Imprévisibles, borderline, métaphoriquesCe principe de non-identification peut donner lieu à des films-poèmes comme Elephant de Gus Van Sant (la tuerie de Columbine filmée comme un rêve sanglant), ou à des films-théorèmes comme Benny's Video (le meurtre d’une fillette par un gosse gavé d’images violentes) de Michael Haneke, qui se concentre froidement sur les liens de cause à effet aboutissant au mal absolu. Plus sensuels que les films de l’Autrichien glacé, les teen-movies trash de Larry Clark (Kids, Ken Park, Bully), cinéaste fasciné par le corps adolescent, parviennent eux aussi à générer une inquiétante impression d’arbitraire émanant du comportement de ses protagonistes, mi-anges mi-démons, s’adonnant au sexe, à la drogue et à la violence sans retenue.
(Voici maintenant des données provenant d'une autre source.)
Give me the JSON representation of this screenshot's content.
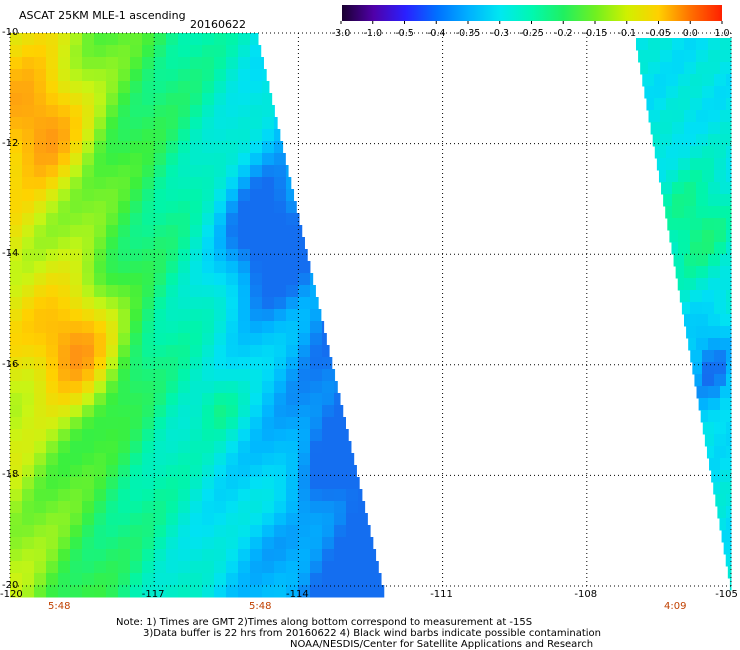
{
  "header": {
    "title": "ASCAT 25KM MLE-1 ascending",
    "date": "20160622"
  },
  "colorbar": {
    "tick_labels": [
      "-3.0",
      "-1.0",
      "-0.5",
      "-0.4",
      "-0.35",
      "-0.3",
      "-0.25",
      "-0.2",
      "-0.15",
      "-0.1",
      "-0.05",
      "0.0",
      "1.0"
    ],
    "colors": [
      "#1a0030",
      "#5000a8",
      "#2a20ff",
      "#0070ff",
      "#00b0ff",
      "#00e8f0",
      "#00f8b0",
      "#20f060",
      "#70f020",
      "#d0f000",
      "#ffd000",
      "#ff7000",
      "#ff2000"
    ]
  },
  "map": {
    "lat_labels": [
      "-10",
      "-12",
      "-14",
      "-16",
      "-18",
      "-20"
    ],
    "lon_labels": [
      "-120",
      "-117",
      "-114",
      "-111",
      "-108",
      "-105"
    ],
    "swath_times": [
      "5:48",
      "5:48",
      "4:09"
    ]
  },
  "notes": {
    "line1": "Note: 1) Times are GMT 2)Times along bottom correspond to measurement at -15S",
    "line2": "3)Data buffer is 22 hrs from 20160622 4) Black wind barbs indicate possible contamination",
    "line3": "NOAA/NESDIS/Center for Satellite Applications and Research"
  }
}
Ses personnages sont imprévisibles et borderline, ils incarnent bien la perte de repères moraux de l’Amérique. En forme de constat politique également, des films brûlants tels que les classiques Sciuscia (Vittorio De Sica, 1946), Los Olvidados (Luis Bunuel, 1950), Les 400 Coups (1959, François Truffaut), L'enfance nue (Maurice Pialat, 1968) ou plus récemment Scum (Alan Clarke, 1979) et Pixote (Hector Babenco, 1981), films qui évoquent tous la faillite morale des maisons de redressement, et saisissent bien toute la barbarie susceptible de naître chez un gamin oppressé physiquement, économiquement ou socialement. Ces films sont des métaphores. Car filmer ces jeunes délinquants revient à dénoncer les tares de la société, dont ils ne sont que le reflet : ici le système répressif et carcéral, là un gavage d’images violentes, ou une société en déroute morale, etc. Bref, des films qui montrent la violence juvénile sans se cantonner à leur simple exhibition, sans chercher à séduire forcément, des films qui ne choquent pas gratuitement mais pour traduire une pensée ou une émotion, interrogeant toujours et encore l’enfance comme un éternel mystère… Et ça fait souvent froid dans le dos.